Reframing the Negative Beliefs We Have About Ourselves

If you ever hear a voice that says, “you’re too this” or “you’re too that” or “you’re not enough of this or that,” I want to suggest that you can gently steer that voice to a new truth. I think it’s possible that what we’ve come to consider our weaknesses, in many cases, might be our greatest assets. Let’s talk about reframing that inner chatter that has led to beliefs about ourselves that are not serving us well.

A few weeks ago I was in a work meeting where I found myself waffling back and forth between 2 sides who were making very good points. I suddenly felt terribly embarrassed about my lack of decision-making ability. Embarrassed that I couldn’t choose a side and stick with it. Embarrassed that I couldn’t make up my mind. My inner critic was turning up the heat with warnings of how ridiculous I looked. I pictured her rolling her eyes while she said, “Renee’ your inability to choose a side is reflective of your lack of intelligence. Everyone in this meeting is annoyed with how indecisive you are and you’re losing any respect you may have had from these colleagues. If you were smarter you would know which choice was the right one and stick with it.” When the meeting ended I sent a message to my co-worker apologizing for flip-flopping and joking that I would make a terrible politician. Her reply caught me completely off guard and offered that eye-rolling part of me a new interpretation of who I am and what I have to offer. My co-worker shared that if she had a choice of who would mediate a difficult discussion with 2 opposing views, she would CHOOSE me, because I’m fair and open to hearing both sides before making a decision. In a matter of seconds she turned a trait I have always seen as a shortcoming into a skill, a strength, an offering to help others. I was astounded! For as long as I can remember I have been frustrated with my inability to choose a side and then “stick to my guns.” For the first time, I was hearing that this “inability” actually made me capable of leading difficult discussions and bringing nuance to disagreements. In a matter of seconds my colleague took a 30+ year belief that I was a failure at being decisive and turned it right on its head.

Do you have beliefs about yourself that could be reframed? Maybe you believe you’re too emotional or oversensitive, but your friends and co-workers see a compassionate human being that heals hearts with loving empathy. Maybe you think you’re too shy, too quiet, but people feel a peace in your presence because you naturally make room for them to process their feelings and just be. Maybe you believe you’re too loud or too assertive, but others are drawn to you and inspired because you bravely stand up for what you believe in.

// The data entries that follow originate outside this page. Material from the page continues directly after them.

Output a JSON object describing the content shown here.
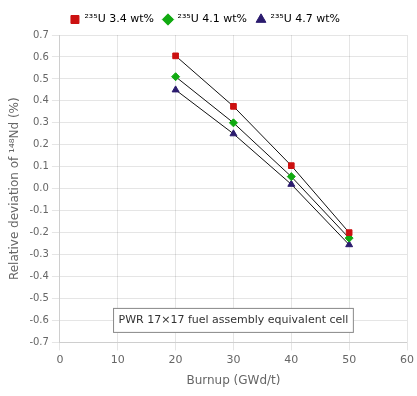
{
  "chart_data": {
    "type": "line",
    "xlabel": "Burnup (GWd/t)",
    "ylabel": "Relative deviation of ¹⁴⁸Nd (%)",
    "annotation": "PWR 17×17 fuel assembly equivalent cell",
    "x": [
      20,
      30,
      40,
      50
    ],
    "color": "#111111",
    "series": [
      {
        "name": "²³⁵U 3.4 wt%",
        "color": "#cc1111",
        "marker": "square",
        "values": [
          0.605,
          0.375,
          0.105,
          -0.2
        ]
      },
      {
        "name": "²³⁵U 4.1 wt%",
        "color": "#11aa11",
        "marker": "diamond",
        "values": [
          0.51,
          0.3,
          0.055,
          -0.225
        ]
      },
      {
        "name": "²³⁵U 4.7 wt%",
        "color": "#2b1b6e",
        "marker": "triangle",
        "values": [
          0.45,
          0.25,
          0.02,
          -0.255
        ]
      }
    ],
    "xlim": [
      0,
      60
    ],
    "ylim": [
      -0.7,
      0.7
    ],
    "xticks": [
      0,
      10,
      20,
      30,
      40,
      50,
      60
    ],
    "yticks": [
      -0.7,
      -0.6,
      -0.5,
      -0.4,
      -0.3,
      -0.2,
      -0.1,
      {
        "value": 0,
        "label": "0.0"
      },
      0.1,
      0.2,
      0.3,
      0.4,
      0.5,
      0.6,
      0.7
    ],
    "grid": true,
    "legend": "top"
  }
}
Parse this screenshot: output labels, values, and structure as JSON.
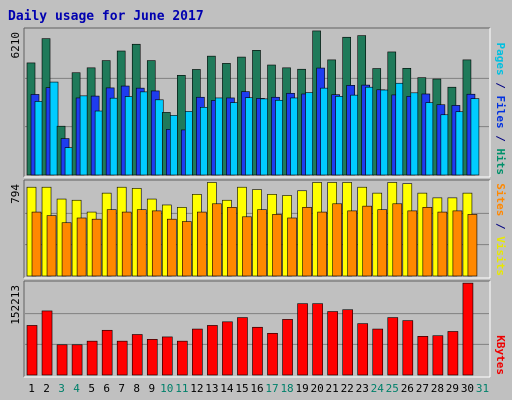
{
  "chart_data": {
    "type": "bar",
    "title": "Daily usage for June 2017",
    "x": [
      "1",
      "2",
      "3",
      "4",
      "5",
      "6",
      "7",
      "8",
      "9",
      "10",
      "11",
      "12",
      "13",
      "14",
      "15",
      "16",
      "17",
      "18",
      "19",
      "20",
      "21",
      "22",
      "23",
      "24",
      "25",
      "26",
      "27",
      "28",
      "29",
      "30",
      "31"
    ],
    "weekend_days": [
      "3",
      "4",
      "10",
      "11",
      "17",
      "18",
      "24",
      "25",
      "31"
    ],
    "panels": [
      {
        "id": "hits-panel",
        "max_label": "6210",
        "ymax": 6210,
        "right_labels": [
          {
            "text": "Pages",
            "color": "#00c0e0"
          },
          {
            "text": " / ",
            "color": "#000080"
          },
          {
            "text": "Files",
            "color": "#0030e0"
          },
          {
            "text": " / ",
            "color": "#000080"
          },
          {
            "text": "Hits",
            "color": "#00906a"
          }
        ],
        "series": [
          {
            "name": "Hits",
            "color": "#1f7a5a",
            "values": [
              4800,
              5840,
              2090,
              4380,
              4590,
              4900,
              5310,
              5600,
              4900,
              2680,
              4270,
              4520,
              5090,
              4780,
              5050,
              5340,
              4710,
              4590,
              4530,
              6170,
              4930,
              5900,
              5970,
              4560,
              5270,
              4570,
              4170,
              4110,
              3760,
              4930,
              null
            ]
          },
          {
            "name": "Files",
            "color": "#1e3cf0",
            "values": [
              3450,
              3740,
              1560,
              3300,
              3380,
              3730,
              3810,
              3720,
              3600,
              1950,
              1930,
              3330,
              3190,
              3300,
              3570,
              3280,
              3330,
              3500,
              3470,
              4580,
              3440,
              3840,
              3850,
              3650,
              3430,
              3370,
              3470,
              3010,
              2980,
              3460,
              null
            ]
          },
          {
            "name": "Pages",
            "color": "#00ccff",
            "values": [
              3150,
              3980,
              1170,
              3390,
              2740,
              3290,
              3360,
              3560,
              3220,
              2550,
              2720,
              2900,
              3300,
              3100,
              3310,
              3260,
              3200,
              3300,
              3530,
              3720,
              3370,
              3420,
              3760,
              3640,
              3930,
              3520,
              3100,
              2580,
              2710,
              3270,
              null
            ]
          }
        ]
      },
      {
        "id": "visits-panel",
        "max_label": "794",
        "ymax": 794,
        "right_labels": [
          {
            "text": "Sites",
            "color": "#ff8800"
          },
          {
            "text": " / ",
            "color": "#000080"
          },
          {
            "text": "Visits",
            "color": "#e8e800"
          }
        ],
        "series": [
          {
            "name": "Visits",
            "color": "#ffff00",
            "values": [
              750,
              750,
              650,
              640,
              540,
              700,
              750,
              740,
              650,
              600,
              580,
              690,
              790,
              640,
              750,
              730,
              690,
              680,
              720,
              790,
              790,
              790,
              750,
              700,
              790,
              780,
              700,
              660,
              660,
              700,
              null
            ]
          },
          {
            "name": "Sites",
            "color": "#ff8800",
            "values": [
              540,
              510,
              450,
              490,
              480,
              560,
              540,
              560,
              550,
              480,
              460,
              540,
              610,
              580,
              500,
              560,
              520,
              490,
              580,
              540,
              610,
              550,
              590,
              560,
              610,
              550,
              580,
              540,
              550,
              520,
              null
            ]
          }
        ]
      },
      {
        "id": "kbytes-panel",
        "max_label": "152213",
        "ymax": 152213,
        "right_labels": [
          {
            "text": "KBytes",
            "color": "#ee0000"
          }
        ],
        "series": [
          {
            "name": "KBytes",
            "color": "#ff0000",
            "values": [
              82000,
              106000,
              50000,
              50000,
              56000,
              74000,
              56000,
              67000,
              59000,
              63000,
              56000,
              76000,
              82000,
              88000,
              95000,
              79000,
              69000,
              92000,
              118000,
              118000,
              105000,
              108000,
              85000,
              76000,
              95000,
              90000,
              64000,
              65000,
              72000,
              152000,
              null
            ]
          }
        ]
      }
    ]
  }
}
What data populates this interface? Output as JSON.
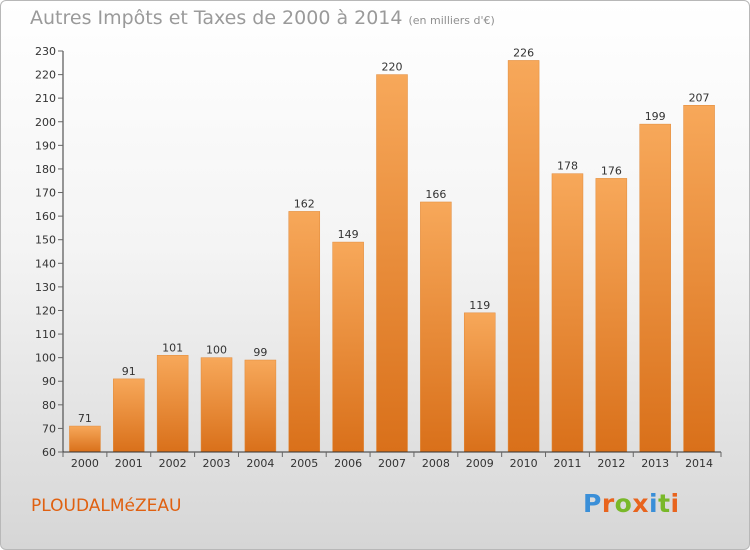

I encourage you to share your insecurities with a trusted loved one and ask them what they see. Allow someone who loves and cares for you help you redefine how you see yourself and your “flaws.” Explore those areas where you beat yourself up, and consider the possibility that those could be the very places that bring so much value to the lives around you. We will always have opportunities for growth and areas for improvement, but let’s first make sure we’re not trying to fix something that isn’t broken.